1. Everyone gets sick – but 1 million Washington workers don’t get a single day of paid sick leave.
Paid sick leave allows ill workers to stay home – away from coworkers and customers – without losing pay. But the people who can least afford time off without pay most likely have no sick leave.
Many workers who handle food and meet the public – in restaurants, retail, even health care – have no or limited access to paid leave.
Paid sick leave is associated with more well-child visits, cancer screenings and other preventative health care services – for workers, children, and elderly parents. Sick leave also allows victims of domestic violence or sexual assault to seek safety, treatment, and legal assistance.
2. Kids do better when their parents have paid sick leave – and children in low-income families pay the price now without paid sick leave standards.
A parent’s lack of sick leave harms the child’s health and ability to succeed at school. Children recover more quickly from illness with a parent present, and taking a child to the doctor is a challenge for parents without sick leave.
Over 1 million kids are in Washington public schools – 45% of them in families with incomes low enough to qualify for free or reduced price lunch, which means their parents most likely lack paid sick leave. 441,000 low income kids are in districts outside of Seattle and Tacoma – the only jurisdictions in Washington that guarantee workers sick leave now.
Older children are sometimes kept home from school to care for younger siblings when parents are not able to take time off from work, affecting the older child’s educational outcomes, too.
3. Businesses and communities thrive with paid sick leave.
Sick workers spread disease to coworkers and customers and are less productive. Employees with paid sick leave have higher morale and are more loyal – decreasing costly turnover and increasing customer satisfaction.
The Centers for Disease Control and Prevention found workers without paid sick days are 28% more likely to suffer non-fatal workplace injuries than workers with access to paid sick days.
The boost to family economic security provided by paid sick leave makes workers better customers, too. Businesses and communities of all sizes are thriving in the more than 20 cities and 4 states with paid sick leave standards.

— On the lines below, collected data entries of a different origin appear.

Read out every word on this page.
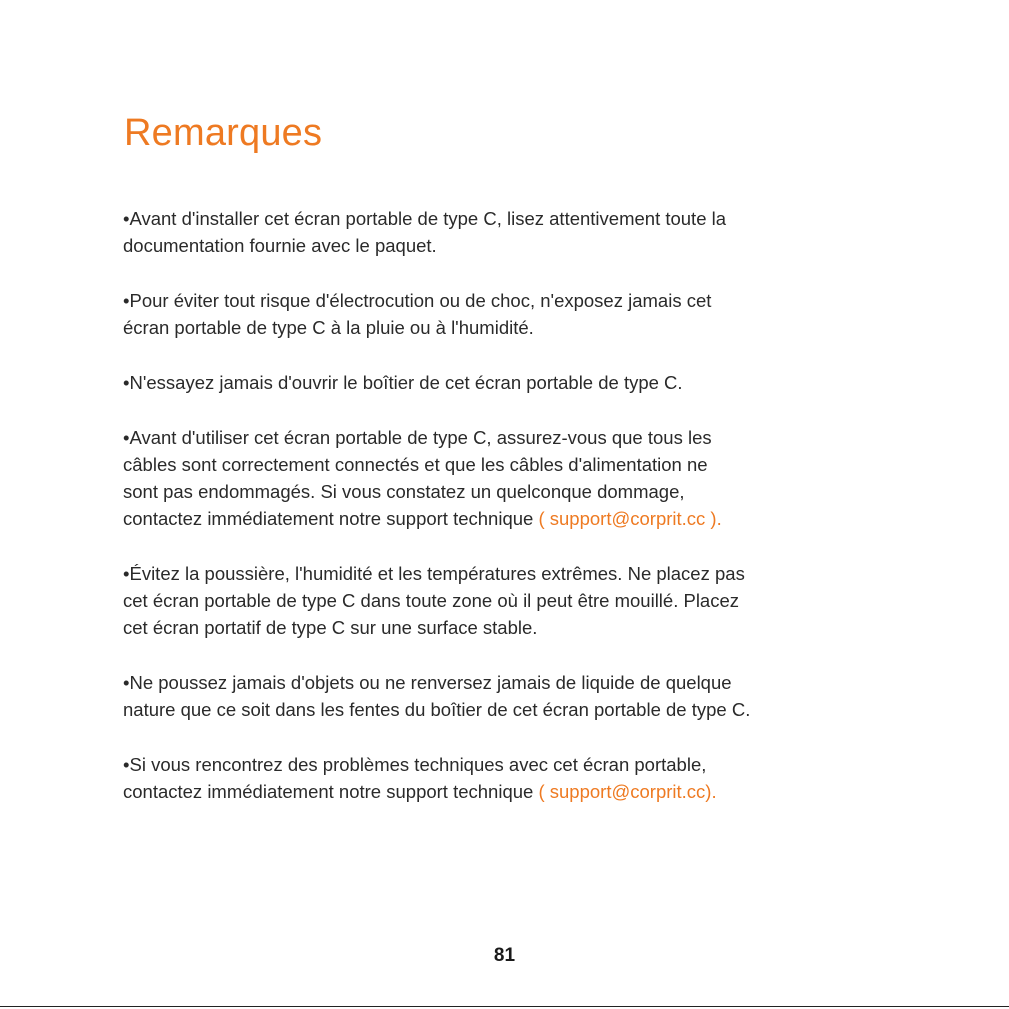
Remarques
•Avant d'installer cet écran portable de type C, lisez attentivement toute la
documentation fournie avec le paquet.
•Pour éviter tout risque d'électrocution ou de choc, n'exposez jamais cet
écran portable de type C à la pluie ou à l'humidité.
•N'essayez jamais d'ouvrir le boîtier de cet écran portable de type C.
•Avant d'utiliser cet écran portable de type C, assurez-vous que tous les
câbles sont correctement connectés et que les câbles d'alimentation ne
sont pas endommagés. Si vous constatez un quelconque dommage,
contactez immédiatement notre support technique ( support@corprit.cc ).
•Évitez la poussière, l'humidité et les températures extrêmes. Ne placez pas
cet écran portable de type C dans toute zone où il peut être mouillé. Placez
cet écran portatif de type C sur une surface stable.
•Ne poussez jamais d'objets ou ne renversez jamais de liquide de quelque
nature que ce soit dans les fentes du boîtier de cet écran portable de type C.
•Si vous rencontrez des problèmes techniques avec cet écran portable,
contactez immédiatement notre support technique ( support@corprit.cc).
81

 Washington State Board of Health, Health Impact Review of HB 1356: Establishing Minimum Standards for Sick and Safe Leave From Employment, March 30, 2015, http://sboh.wa.gov/Portals/7/Doc/HealthImpactReviews/HIR-2015-08-HB1356.pdf; Jody Heymann, The Widening Gap: Why America’s Working Families are in Jeopardy – and What Can Be Done About It, Basic Books, 2000, pp. 54-55.
 Washington Office of the Superintendent of Public Instruction, Demographic Information by District 2014-2015, accessed January 5, 2016, http://reportcard.ospi.k12.wa.us/DataDownload.aspx.
 Abay Asfaw, Regina Pana-Cryan and Roger Rosa, “Paid Sick Leave and Nonfatal Occupational Injuries,” American Journal of Public Health, Vol. 102, No. 9, September 2012: 59-64.